In this case, the object is in equilibrium or "floating," which means the electrostatic force acting on it is balanced by other forces such as gravitational force.
Since the object is floating, we know that the electrostatic force (Fe) is equal in magnitude but opposite in direction to the gravitational force (Fg).

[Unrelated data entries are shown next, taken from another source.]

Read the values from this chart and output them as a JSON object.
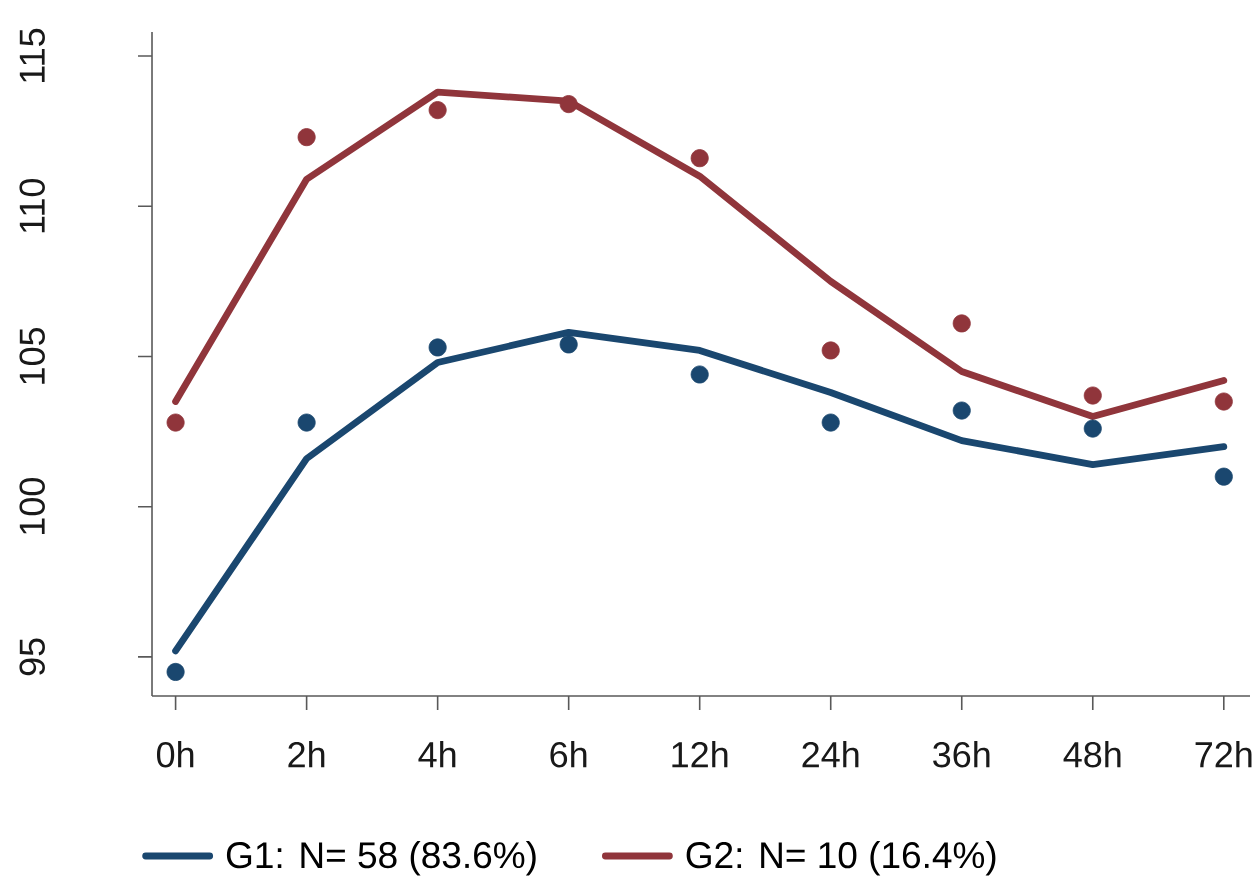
{
  "chart_data": {
    "type": "line",
    "categories": [
      "0h",
      "2h",
      "4h",
      "6h",
      "12h",
      "24h",
      "36h",
      "48h",
      "72h"
    ],
    "ylim": [
      93.7,
      115.8
    ],
    "yticks": [
      95,
      100,
      105,
      110,
      115
    ],
    "legend": "bottom",
    "series": [
      {
        "name": "G1: N= 58   (83.6%)",
        "color": "#1a476f",
        "marker": "none",
        "line_style": "solid",
        "values": [
          95.2,
          101.6,
          104.8,
          105.8,
          105.2,
          103.8,
          102.2,
          101.4,
          102.0
        ]
      },
      {
        "type": "scatter",
        "color": "#1a476f",
        "marker": "circle",
        "values": [
          94.5,
          102.8,
          105.3,
          105.4,
          104.4,
          102.8,
          103.2,
          102.6,
          101.0
        ]
      },
      {
        "name": "G2: N= 10   (16.4%)",
        "color": "#90353b",
        "marker": "none",
        "line_style": "solid",
        "values": [
          103.5,
          110.9,
          113.8,
          113.5,
          111.0,
          107.5,
          104.5,
          103.0,
          104.2
        ]
      },
      {
        "type": "scatter",
        "color": "#90353b",
        "marker": "circle",
        "values": [
          102.8,
          112.3,
          113.2,
          113.4,
          111.6,
          105.2,
          106.1,
          103.7,
          103.5
        ]
      }
    ]
  }
}
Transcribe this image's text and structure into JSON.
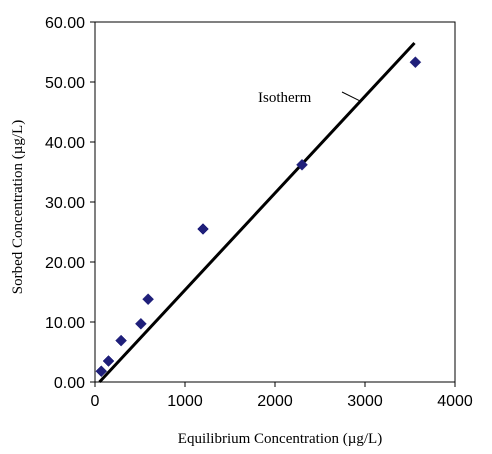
{
  "chart_data": {
    "type": "scatter",
    "xlabel": "Equilibrium Concentration (µg/L)",
    "ylabel": "Sorbed Concentration (µg/L)",
    "xlim": [
      0,
      4000
    ],
    "ylim": [
      0,
      60
    ],
    "x_ticks": [
      0,
      1000,
      2000,
      3000,
      4000
    ],
    "x_tick_labels": [
      "0",
      "1000",
      "2000",
      "3000",
      "4000"
    ],
    "y_ticks": [
      0,
      10,
      20,
      30,
      40,
      50,
      60
    ],
    "y_tick_labels": [
      "0.00",
      "10.00",
      "20.00",
      "30.00",
      "40.00",
      "50.00",
      "60.00"
    ],
    "grid": false,
    "series": [
      {
        "marker": "diamond",
        "color": "#1f1f7a",
        "points": [
          {
            "x": 70,
            "y": 1.8
          },
          {
            "x": 150,
            "y": 3.5
          },
          {
            "x": 290,
            "y": 6.9
          },
          {
            "x": 510,
            "y": 9.7
          },
          {
            "x": 590,
            "y": 13.8
          },
          {
            "x": 1200,
            "y": 25.5
          },
          {
            "x": 2300,
            "y": 36.2
          },
          {
            "x": 3560,
            "y": 53.3
          }
        ]
      },
      {
        "type": "line",
        "color": "#000000",
        "points": [
          {
            "x": 50,
            "y": 0
          },
          {
            "x": 3550,
            "y": 56.5
          }
        ]
      }
    ],
    "annotations": [
      {
        "text": "Isotherm",
        "pointer_to": {
          "x": 2950,
          "y": 46.8
        }
      }
    ]
  }
}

Taking the magnitude of the charge (q) to be the absolute value of -22 µC, or 22 x 10^-6 C, we can rewrite the equation as:
|Fe| = |Fg|
Using Newton's second law (F = mg) to find the gravitational force, where m is the mass of the object, and g is the acceleration due to gravity (approximately 9.8 m/s^2), we have:
|Fe| = |m * g|
Substituting the given mass (3.50 g) into the equation, we find:
|Fe| = (3.50 g) * (9.8 m/s^2)
|Fe| = 34.3 x 10^-3 N
Now, since the electrostatic force (Fe) is equal in magnitude and opposite in direction to the gravitational force (Fg), the magnitude of the electric field (E) can be found by rearranging the equation:
|E| = |Fe / q|
Substituting the values we found, we get:
|E| = (34.3 x 10^-3 N) / (22 x 10^-6 C)
|E| = 1.56 x 10^3 N/C
The magnitude of the electric field is 1.56 x 10^3 N/C.
To determine the direction of the electric field, we need additional information. If the charge on the object is negative (-22 µC), it will experience a force in the opposite direction to the electric field. Therefore, in this case, the direction of the electric field would be opposite to the direction in which the object is "floating."